One, Christopher Waller, is largely a conventional choice. Drawn from within the Fed’s own ranks, he’s been consistent in his calls for a more dovish approach over the years. The other, Judy Shelton, has spent decades outside mainstream economics and recently appears to have completed a metamorphosis from proponent of returning to the gold standard — a concept broadly espoused by those who feel monetary policy is too lax — to an advocate of the need for more stimulus.
“It seems like both are going to be in favor of lower rates, and sooner rather than later,” said Kathleen Bostjancic, an economist at Oxford Economics in New York. “They are much more dovish, and obviously that’s what President Trump wants.”
Waller is director of research for St. Louis Federal Reserve Bank President James Bullard, who was the only dissenting vote in favor of a rate cut at the Fed’s meeting in June. Shelton, who has been an informal adviser to Trump, has publicly said the central bank should reduce rates.
Trump, who announced his picks within minutes of each other on Twitter Tuesday, has recently struggled to find candidates for the Fed that are acceptable to senators who must confirm nominees. The president previously advanced four people for the two remaining open seats on the board of governors. None of them made it, raising questions about the White House vetting process for his picks.

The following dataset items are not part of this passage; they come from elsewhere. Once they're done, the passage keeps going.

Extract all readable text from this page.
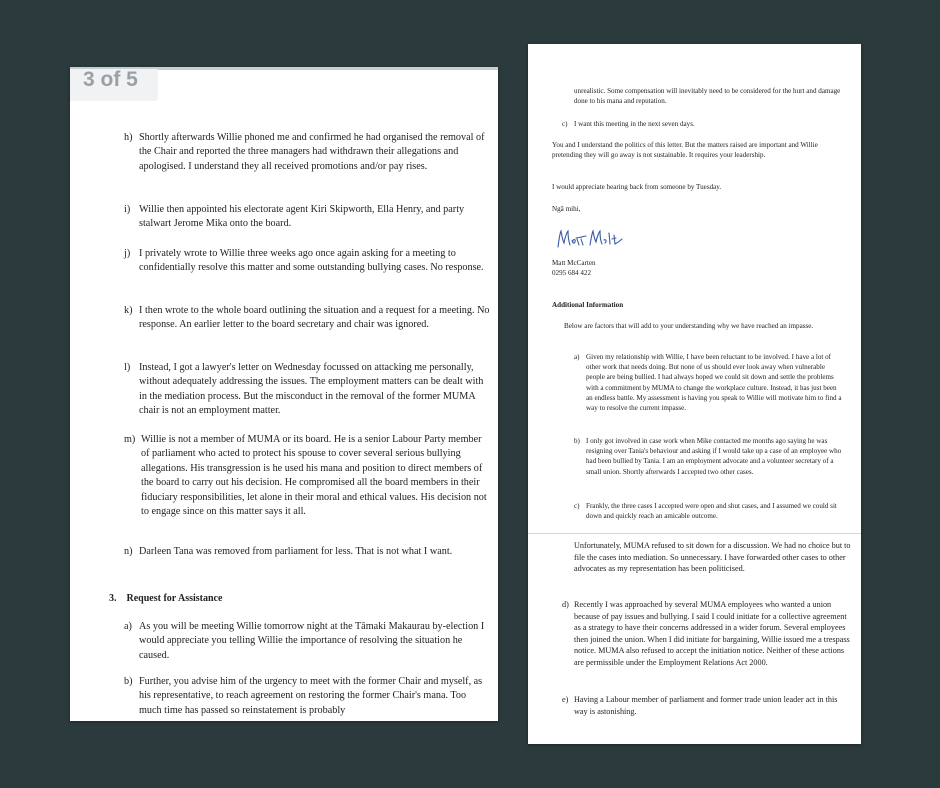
3 of 5
h) Shortly afterwards Willie phoned me and confirmed he had organised the removal of the Chair and reported the three managers had withdrawn their allegations and apologised. I understand they all received promotions and/or pay rises.
i) Willie then appointed his electorate agent Kiri Skipworth, Ella Henry, and party stalwart Jerome Mika onto the board.
j) I privately wrote to Willie three weeks ago once again asking for a meeting to confidentially resolve this matter and some outstanding bullying cases. No response.
k) I then wrote to the whole board outlining the situation and a request for a meeting. No response. An earlier letter to the board secretary and chair was ignored.
l) Instead, I got a lawyer's letter on Wednesday focussed on attacking me personally, without adequately addressing the issues. The employment matters can be dealt with in the mediation process. But the misconduct in the removal of the former MUMA chair is not an employment matter.
m) Willie is not a member of MUMA or its board. He is a senior Labour Party member of parliament who acted to protect his spouse to cover several serious bullying allegations. His transgression is he used his mana and position to direct members of the board to carry out his decision. He compromised all the board members in their fiduciary responsibilities, let alone in their moral and ethical values. His decision not to engage since on this matter says it all.
n) Darleen Tana was removed from parliament for less. That is not what I want.
3. Request for Assistance
a) As you will be meeting Willie tomorrow night at the Tāmaki Makaurau by-election I would appreciate you telling Willie the importance of resolving the situation he caused.
b) Further, you advise him of the urgency to meet with the former Chair and myself, as his representative, to reach agreement on restoring the former Chair's mana. Too much time has passed so reinstatement is probably
unrealistic. Some compensation will inevitably need to be considered for the hurt and damage done to his mana and reputation.
c) I want this meeting in the next seven days.
You and I understand the politics of this letter. But the matters raised are important and Willie pretending they will go away is not sustainable. It requires your leadership.
I would appreciate hearing back from someone by Tuesday.
Ngā mihi,
Matt McCarten
0295 684 422
Additional Information
Below are factors that will add to your understanding why we have reached an impasse.
a) Given my relationship with Willie, I have been reluctant to be involved. I have a lot of other work that needs doing. But none of us should ever look away when vulnerable people are being bullied. I had always hoped we could sit down and settle the problems with a commitment by MUMA to change the workplace culture. Instead, it has just been an endless battle. My assessment is having you speak to Willie will motivate him to find a way to resolve the current impasse.
b) I only got involved in case work when Mike contacted me months ago saying he was resigning over Tania's behaviour and asking if I would take up a case of an employee who had been bullied by Tania. I am an employment advocate and a volunteer secretary of a small union. Shortly afterwards I accepted two other cases.
c) Frankly, the three cases I accepted were open and shut cases, and I assumed we could sit down and quickly reach an amicable outcome.
Unfortunately, MUMA refused to sit down for a discussion. We had no choice but to file the cases into mediation. So unnecessary. I have forwarded other cases to other advocates as my representation has been politicised.
d) Recently I was approached by several MUMA employees who wanted a union because of pay issues and bullying. I said I could initiate for a collective agreement as a strategy to have their concerns addressed in a wider forum. Several employees then joined the union. When I did initiate for bargaining, Willie issued me a trespass notice. MUMA also refused to accept the initiation notice. Neither of these actions are permissible under the Employment Relations Act 2000.
e) Having a Labour member of parliament and former trade union leader act in this way is astonishing.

“It was a great pleasure to meet with the president this afternoon,” Shelton said in an email on Tuesday night. “This president really gets it. His pro-growth economic agenda should not be undermined by wrongheaded ‘Phillips Curve’ thinking that punishes productive economic growth and subverts continued gains while turning a blind eye to the currency impact of ‘additional stimulus measures’ by other central banks. We have high employment and low inflation; so much for the supposed trade-off.”

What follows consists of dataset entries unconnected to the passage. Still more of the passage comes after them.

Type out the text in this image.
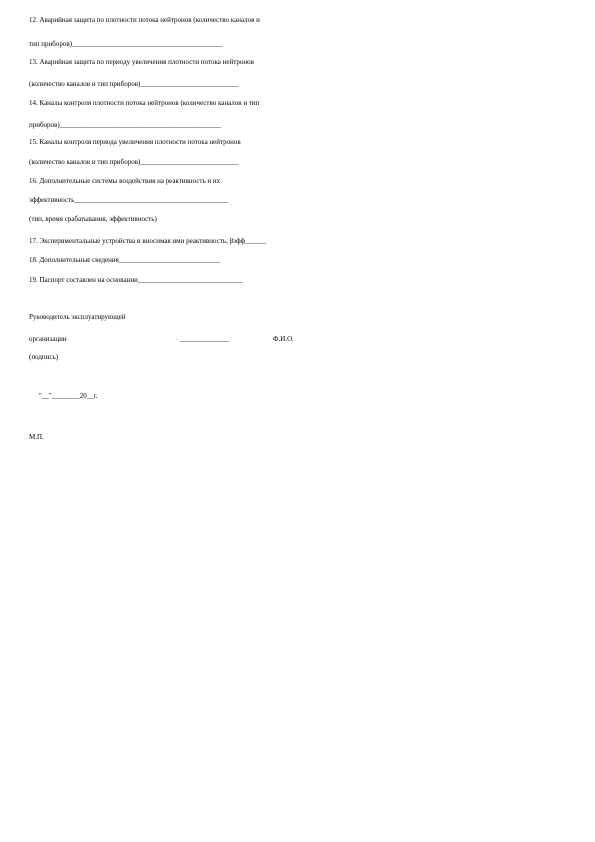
12. Аварийная защита по плотности потока нейтронов (количество каналов и
тип приборов)___________________________________________
13. Аварийная защита по периоду увеличения плотности потока нейтронов
(количество каналов и тип приборов)____________________________
14. Каналы контроля плотности потока нейтронов (количество каналов и тип
приборов)______________________________________________
15. Каналы контроля периода увеличения плотности потока нейтронов
(количество каналов и тип приборов)____________________________
16. Дополнительные системы воздействия на реактивность и их
эффективность____________________________________________
(тип, время срабатывания, эффективность)
17. Экспериментальные устройства и вносимая ими реактивность, βэфф______
18. Дополнительные сведения_____________________________
19. Паспорт составлен на основании______________________________
Руководитель эксплуатирующей
организации	______________	Ф.И.О.
(подпись)
"__"________20__г.
М.П.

The Phillips Curve holds that there’s an inverse relationship between unemployment and inflation.
Senate Confirmation
The lengthy Senate confirmation process means neither candidate is likely to join the board for months, perhaps not even until next year. Current Vice Chairman Richard Clarida’s nomination was announced April 18, 2018, and he wasn’t sworn in until Sept. 17. Governor Michelle Bowman, nominated the same day as Clarida, didn’t take office until Nov. 26.
As a high-ranking Fed staffer, Waller may have a better chance of passing muster with lawmakers than some of Trump’s previous contenders. As for Shelton, the Senate has already confirmed her in her current role as the U.S. executive director for the European Bank for Reconstruction and Development.
Her unorthodox views, though, could attract opposition.
In an interview with Bloomberg in May, she said she was “highly skeptical” that the goals for the Fed set by Congress — the pursuit of maximum employment, stable prices and moderate long-term interest rates — were relevant.
The White House has conducted the search for Fed candidates as Trump has repeatedly blasted Fed Chairman Jerome Powell over the Fed’s interest rate increases. The president has told confidants that he believes he has the authority to replace Powell as Fed chairman, demoting him to the level of board governor, according to people familiar with the matter. But Trump said he doesn’t plan to do it. The president chose Powell as Chair, replacing Janet Yellen last year.
Trump’s eagerness to get rid of Powell makes both of these nominees potential chairs-in-waiting, a factor that may also affect their confirmation process in the Senate. Powell has said he intends to serve his full four-year term and that “the law is clear” on that issue.